The robot will be constrained by nonholonomic constraints.  This means that the robot will be unable to move sideways and there will be a minimum turning radius.

The planner has two parts: the holonomic and nonholonomic planners.  The first will create a collision-free path that assumes no constraints on the robot's movements.  The latter takes the path from the first and recursively decomposes the path into sub-paths until the entire path is feasible.  The set of the types of possible curves for the sub-paths (there are 48 of them) is called Reeds and Shepp curves.

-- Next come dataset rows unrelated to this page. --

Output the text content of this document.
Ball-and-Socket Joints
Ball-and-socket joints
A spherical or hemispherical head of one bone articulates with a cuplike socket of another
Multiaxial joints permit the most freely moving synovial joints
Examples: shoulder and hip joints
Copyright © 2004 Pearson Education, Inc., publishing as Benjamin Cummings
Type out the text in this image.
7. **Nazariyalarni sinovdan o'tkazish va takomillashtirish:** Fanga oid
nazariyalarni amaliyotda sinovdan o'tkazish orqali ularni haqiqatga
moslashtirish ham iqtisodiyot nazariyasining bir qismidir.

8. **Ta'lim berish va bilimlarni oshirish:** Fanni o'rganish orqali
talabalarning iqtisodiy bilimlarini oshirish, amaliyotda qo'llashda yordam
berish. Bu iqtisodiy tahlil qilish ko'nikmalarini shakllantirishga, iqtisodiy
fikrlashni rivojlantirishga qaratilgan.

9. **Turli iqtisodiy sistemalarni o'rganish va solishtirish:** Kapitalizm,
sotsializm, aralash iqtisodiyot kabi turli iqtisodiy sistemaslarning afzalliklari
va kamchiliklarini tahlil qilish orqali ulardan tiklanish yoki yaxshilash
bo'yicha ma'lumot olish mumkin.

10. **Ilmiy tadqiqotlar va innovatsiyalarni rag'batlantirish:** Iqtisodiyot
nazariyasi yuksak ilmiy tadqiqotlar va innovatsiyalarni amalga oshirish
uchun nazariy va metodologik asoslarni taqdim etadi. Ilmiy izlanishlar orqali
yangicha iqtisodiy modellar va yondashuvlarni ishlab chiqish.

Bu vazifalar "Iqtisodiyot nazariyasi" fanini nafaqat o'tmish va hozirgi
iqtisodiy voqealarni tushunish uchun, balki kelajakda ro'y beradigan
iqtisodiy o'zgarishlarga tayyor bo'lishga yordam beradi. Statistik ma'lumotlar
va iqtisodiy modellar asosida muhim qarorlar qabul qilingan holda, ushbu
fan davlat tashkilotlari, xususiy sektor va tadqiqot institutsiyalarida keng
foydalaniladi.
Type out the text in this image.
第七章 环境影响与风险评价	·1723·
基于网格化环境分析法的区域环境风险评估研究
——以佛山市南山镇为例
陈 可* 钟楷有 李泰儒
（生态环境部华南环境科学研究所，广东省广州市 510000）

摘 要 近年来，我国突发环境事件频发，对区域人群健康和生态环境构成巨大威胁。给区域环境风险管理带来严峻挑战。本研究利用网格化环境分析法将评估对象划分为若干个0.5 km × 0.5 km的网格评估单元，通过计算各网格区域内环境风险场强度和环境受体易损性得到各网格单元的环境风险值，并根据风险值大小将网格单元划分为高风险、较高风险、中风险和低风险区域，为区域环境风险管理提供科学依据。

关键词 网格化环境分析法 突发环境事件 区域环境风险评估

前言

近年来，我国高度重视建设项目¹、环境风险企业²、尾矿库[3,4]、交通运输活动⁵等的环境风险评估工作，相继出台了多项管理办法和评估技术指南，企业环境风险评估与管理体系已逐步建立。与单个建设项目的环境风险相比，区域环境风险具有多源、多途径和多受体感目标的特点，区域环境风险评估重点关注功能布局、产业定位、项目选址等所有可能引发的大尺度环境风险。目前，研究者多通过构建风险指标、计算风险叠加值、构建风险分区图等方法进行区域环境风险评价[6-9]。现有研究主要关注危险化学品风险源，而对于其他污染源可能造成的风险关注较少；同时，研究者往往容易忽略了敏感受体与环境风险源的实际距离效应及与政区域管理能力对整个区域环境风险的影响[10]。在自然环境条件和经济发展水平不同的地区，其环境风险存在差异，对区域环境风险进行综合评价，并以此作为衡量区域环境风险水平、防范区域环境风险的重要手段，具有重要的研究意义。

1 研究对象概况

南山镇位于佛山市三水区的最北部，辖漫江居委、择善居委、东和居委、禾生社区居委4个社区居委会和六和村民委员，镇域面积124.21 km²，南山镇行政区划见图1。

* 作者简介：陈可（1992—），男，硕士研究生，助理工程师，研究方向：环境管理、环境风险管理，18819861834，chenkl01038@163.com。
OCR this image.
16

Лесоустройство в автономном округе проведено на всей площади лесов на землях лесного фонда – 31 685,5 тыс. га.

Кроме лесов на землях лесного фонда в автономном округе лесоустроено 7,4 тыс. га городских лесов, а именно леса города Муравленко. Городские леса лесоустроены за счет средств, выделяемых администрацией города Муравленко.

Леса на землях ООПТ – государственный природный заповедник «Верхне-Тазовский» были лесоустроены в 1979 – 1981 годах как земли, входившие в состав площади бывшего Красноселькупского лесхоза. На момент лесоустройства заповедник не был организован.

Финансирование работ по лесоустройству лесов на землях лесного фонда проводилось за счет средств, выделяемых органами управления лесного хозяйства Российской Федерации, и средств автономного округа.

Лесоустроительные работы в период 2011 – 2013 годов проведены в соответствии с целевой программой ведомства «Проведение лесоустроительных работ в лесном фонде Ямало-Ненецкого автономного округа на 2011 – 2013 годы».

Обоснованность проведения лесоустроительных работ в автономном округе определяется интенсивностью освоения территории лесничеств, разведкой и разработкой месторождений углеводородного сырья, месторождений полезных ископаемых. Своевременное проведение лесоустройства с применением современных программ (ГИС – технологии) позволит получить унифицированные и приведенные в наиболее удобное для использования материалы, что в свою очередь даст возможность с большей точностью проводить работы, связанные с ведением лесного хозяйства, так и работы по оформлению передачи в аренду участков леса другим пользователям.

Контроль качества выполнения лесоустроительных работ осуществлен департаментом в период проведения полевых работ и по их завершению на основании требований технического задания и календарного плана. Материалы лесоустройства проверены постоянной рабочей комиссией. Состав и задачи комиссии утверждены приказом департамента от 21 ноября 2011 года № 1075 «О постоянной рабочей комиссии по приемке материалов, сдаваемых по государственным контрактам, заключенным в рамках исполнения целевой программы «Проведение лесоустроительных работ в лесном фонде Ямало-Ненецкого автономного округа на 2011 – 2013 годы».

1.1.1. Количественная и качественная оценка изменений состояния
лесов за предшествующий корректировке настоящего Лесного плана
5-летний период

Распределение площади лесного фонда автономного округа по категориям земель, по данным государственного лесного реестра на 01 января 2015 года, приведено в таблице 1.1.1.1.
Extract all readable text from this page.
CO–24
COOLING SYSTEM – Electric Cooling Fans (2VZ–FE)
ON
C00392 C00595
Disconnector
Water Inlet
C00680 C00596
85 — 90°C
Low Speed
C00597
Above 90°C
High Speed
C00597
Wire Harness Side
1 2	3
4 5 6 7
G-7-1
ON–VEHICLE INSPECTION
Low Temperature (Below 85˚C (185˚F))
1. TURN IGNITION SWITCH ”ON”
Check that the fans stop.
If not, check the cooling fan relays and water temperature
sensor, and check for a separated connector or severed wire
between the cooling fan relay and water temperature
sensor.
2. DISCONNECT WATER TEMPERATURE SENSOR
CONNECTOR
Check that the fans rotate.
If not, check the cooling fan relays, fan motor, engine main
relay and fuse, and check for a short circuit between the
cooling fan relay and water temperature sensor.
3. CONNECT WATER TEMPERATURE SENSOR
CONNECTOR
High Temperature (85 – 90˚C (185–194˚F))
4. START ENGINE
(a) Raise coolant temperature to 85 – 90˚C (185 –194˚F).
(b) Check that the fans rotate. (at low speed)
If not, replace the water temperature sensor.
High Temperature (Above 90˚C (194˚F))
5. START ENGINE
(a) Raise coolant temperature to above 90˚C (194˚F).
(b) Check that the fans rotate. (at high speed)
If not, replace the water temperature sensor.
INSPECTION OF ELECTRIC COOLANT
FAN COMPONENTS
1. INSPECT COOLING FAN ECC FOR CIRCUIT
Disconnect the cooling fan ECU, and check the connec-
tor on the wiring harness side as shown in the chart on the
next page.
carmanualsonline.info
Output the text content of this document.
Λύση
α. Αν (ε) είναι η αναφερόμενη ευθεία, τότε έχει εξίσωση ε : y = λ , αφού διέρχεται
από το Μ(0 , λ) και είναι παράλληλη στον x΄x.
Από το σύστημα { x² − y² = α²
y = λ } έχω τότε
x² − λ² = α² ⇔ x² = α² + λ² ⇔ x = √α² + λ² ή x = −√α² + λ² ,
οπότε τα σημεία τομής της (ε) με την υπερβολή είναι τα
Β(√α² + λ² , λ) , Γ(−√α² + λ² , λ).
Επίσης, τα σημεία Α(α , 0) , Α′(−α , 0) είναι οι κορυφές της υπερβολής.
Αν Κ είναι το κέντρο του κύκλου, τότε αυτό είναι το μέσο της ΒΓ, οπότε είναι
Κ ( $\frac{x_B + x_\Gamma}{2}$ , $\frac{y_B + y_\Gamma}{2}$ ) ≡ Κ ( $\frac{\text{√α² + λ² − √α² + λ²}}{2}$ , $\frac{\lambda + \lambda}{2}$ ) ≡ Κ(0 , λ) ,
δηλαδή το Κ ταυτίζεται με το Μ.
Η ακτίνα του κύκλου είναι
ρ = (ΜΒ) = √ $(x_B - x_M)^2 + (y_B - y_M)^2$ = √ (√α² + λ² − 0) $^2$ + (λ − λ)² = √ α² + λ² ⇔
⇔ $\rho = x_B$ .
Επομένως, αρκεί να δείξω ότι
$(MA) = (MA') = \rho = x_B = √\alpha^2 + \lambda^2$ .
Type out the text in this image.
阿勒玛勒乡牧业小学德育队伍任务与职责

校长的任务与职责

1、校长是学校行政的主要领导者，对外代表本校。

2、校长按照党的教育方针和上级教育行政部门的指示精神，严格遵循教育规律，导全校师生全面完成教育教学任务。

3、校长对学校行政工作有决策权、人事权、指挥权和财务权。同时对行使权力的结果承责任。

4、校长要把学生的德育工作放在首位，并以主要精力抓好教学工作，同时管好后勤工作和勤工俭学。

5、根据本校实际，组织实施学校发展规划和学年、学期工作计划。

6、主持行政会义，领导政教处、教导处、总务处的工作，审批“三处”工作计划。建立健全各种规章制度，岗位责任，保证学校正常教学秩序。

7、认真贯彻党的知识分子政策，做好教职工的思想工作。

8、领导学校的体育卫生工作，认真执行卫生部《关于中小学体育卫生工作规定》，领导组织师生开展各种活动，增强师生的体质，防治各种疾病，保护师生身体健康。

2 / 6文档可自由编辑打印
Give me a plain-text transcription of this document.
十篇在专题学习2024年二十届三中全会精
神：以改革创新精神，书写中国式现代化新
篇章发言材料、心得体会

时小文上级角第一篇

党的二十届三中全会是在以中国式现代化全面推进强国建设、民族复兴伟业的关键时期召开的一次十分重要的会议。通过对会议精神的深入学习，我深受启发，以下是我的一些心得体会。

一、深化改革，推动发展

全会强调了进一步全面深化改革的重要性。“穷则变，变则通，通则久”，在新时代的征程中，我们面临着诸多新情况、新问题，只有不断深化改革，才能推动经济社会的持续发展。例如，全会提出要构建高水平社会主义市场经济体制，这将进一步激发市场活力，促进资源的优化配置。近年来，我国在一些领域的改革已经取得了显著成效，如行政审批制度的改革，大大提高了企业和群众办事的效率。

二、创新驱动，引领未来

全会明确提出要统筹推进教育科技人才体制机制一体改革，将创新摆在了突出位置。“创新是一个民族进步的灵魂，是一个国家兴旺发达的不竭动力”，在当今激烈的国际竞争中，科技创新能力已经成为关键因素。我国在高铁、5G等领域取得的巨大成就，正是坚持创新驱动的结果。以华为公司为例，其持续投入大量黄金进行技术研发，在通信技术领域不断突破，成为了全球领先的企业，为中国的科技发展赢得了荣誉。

The holonoic path planner provides a free path to the goal, but not an optimal one.  After running the nonholonomic path planner, the general efficiency of the path is improved (still not optimal but good).  The accuracy around areas of clutter is still far from being optimal.  To try to improve this, a system that randomly takes two points and tries to connect them using an RS curve.  It does this as many times as possible in the time allowed for the path planning.

There are still cases where the planner cannot get a path that has few reversals in it.  In these casese, after some optimimization time has passed, a request is made for the holonomic planner to create a new free path.  It tries creating the new path backward, which changes the potential field.

Using these techniques the author was able to make a significantly faster path planner, and in addition creates a shorter path.

The author does though make several references to the speed difference that could be achieved using newer and faster hardware.  There is no discussion in the paper about how the previous work, of Michel Taix, would have been affected by a similar improvement in technology.  The author states that his planner is 1 to 2 orders of magnitude faster.  It is quite possible that in actuality that speed difference is entirely hardware related.